Profughi, la fake news dell’invasione
Cestim: nei Comuni non si è superata la quota del 3 per mille
«Non siamo in presenza di alcuna invasione», dicono dal Cestim commentando i dati del Report «Accoglienza straordinaria nel Comune e nella Provincia di Verona 2014-2017», che ha ad oggetto i richiedenti asilo.
«Vi darò una buona notizia: non siamo in presenza di alcuna invasione». Il sociologo Maurizio Carbognin, già direttore generale del Comune di Verona, snocciola i numeri e va contro quella che lui stesso definisce la «discussione pubblica» che propone sempre più spesso l’equazione tra richiedenti asilo ed emergenza. È lui ad aver curato in prima persona il Report del Cestim sull ’«Accoglienza straordinaria nel Comune e nella Provincia di Verona 2014-2017», presentato ieri sera in anteprima in occasione della Giornata Mondiale del Rifugiato, nella Sala Africa della casa madre dei Padri Comboniani. Al suo fianco il consulente e formatore nazionale dell’Anci per i progetti Sprar Giovanni Franco Valenti e il funzionario della prefettura scaligera Gianmaria Meneghini. È stato quest’ultimo sottolineare come la cosiddetta fase emergenziale sia stata ormai superata, portando l’esempio concreto dell’ultimo bando per l’accoglienza emesso dai Palazzi Scaligeri: «Siamo usciti dallo schema dell’affido diretto per passare a una soluzione più strutturale (quella della gara pubblica, ndr) che garantisce un certo standard nei servizi».
Ma Carbognin ha voluto puntualizzare che anche nel periodo più «caldo» degli sbarchi e degli arrivi a cadenza quasi quotidiana, nel Veronese non «c’è mai stata l’invasione». «Il picco di presenze è stato registrato a giugno dello scorso anno quando i richiedenti protezione internazionale ospitati nei vari Cas erano 2.742 - ricorda -. Il rapporto tra questi migranti e i residenti è stato sempre inferiore al tre per mille, esclusi tre casi di piccoli centri del Baldo e della Lessinia.

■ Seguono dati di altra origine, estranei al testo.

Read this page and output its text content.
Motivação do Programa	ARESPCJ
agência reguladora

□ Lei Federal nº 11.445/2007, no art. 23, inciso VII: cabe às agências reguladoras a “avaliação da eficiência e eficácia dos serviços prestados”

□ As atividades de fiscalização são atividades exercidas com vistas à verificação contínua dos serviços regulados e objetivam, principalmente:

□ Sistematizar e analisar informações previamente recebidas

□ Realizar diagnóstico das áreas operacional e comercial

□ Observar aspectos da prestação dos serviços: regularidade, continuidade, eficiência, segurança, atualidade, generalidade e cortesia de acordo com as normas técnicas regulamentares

Ma va detto che già prima dell’arrivo dei centri per l’accoglienza, la presenza di cittadini di origine straniera nei comuni veronesi era significativa con valori superiori all’8% e in alcuni comuni della Bassa anche oltre il 15% senza che questo abbia manifestato reazioni di “rigetto” da parte della comunità». Detto che lo Sprar nel Veronese non è ancora decollato (solo tre Comuni, compreso il capoluogo, hanno ad oggi attivato propri centri), il «buco nero» individuato dalla ricerca è proprio quello dello scollamento tra le strutture di accoglienza e il territorio. «A parte nel momento dell’insediamento di un nuovo Cas e le proteste guidate dai politici locali - è spiegato nel rapporto -, le reazioni negative per lo più si fermano lì. Per quanto riguarda le amministrazioni comunali, i rapporti sono pressoché inesistenti e quasi tutte si comportano come se il Cas non ci fosse». Una «miopia» che rischia di avere ripercussioni sul lungo periodo, spiega il sociologo: «La vera sfida è quella dell’inserimento lavorativo di queste persone. Rischiano di rimanere sul territorio con il permesso di soggiorno, ma di essere isolati dal contesto».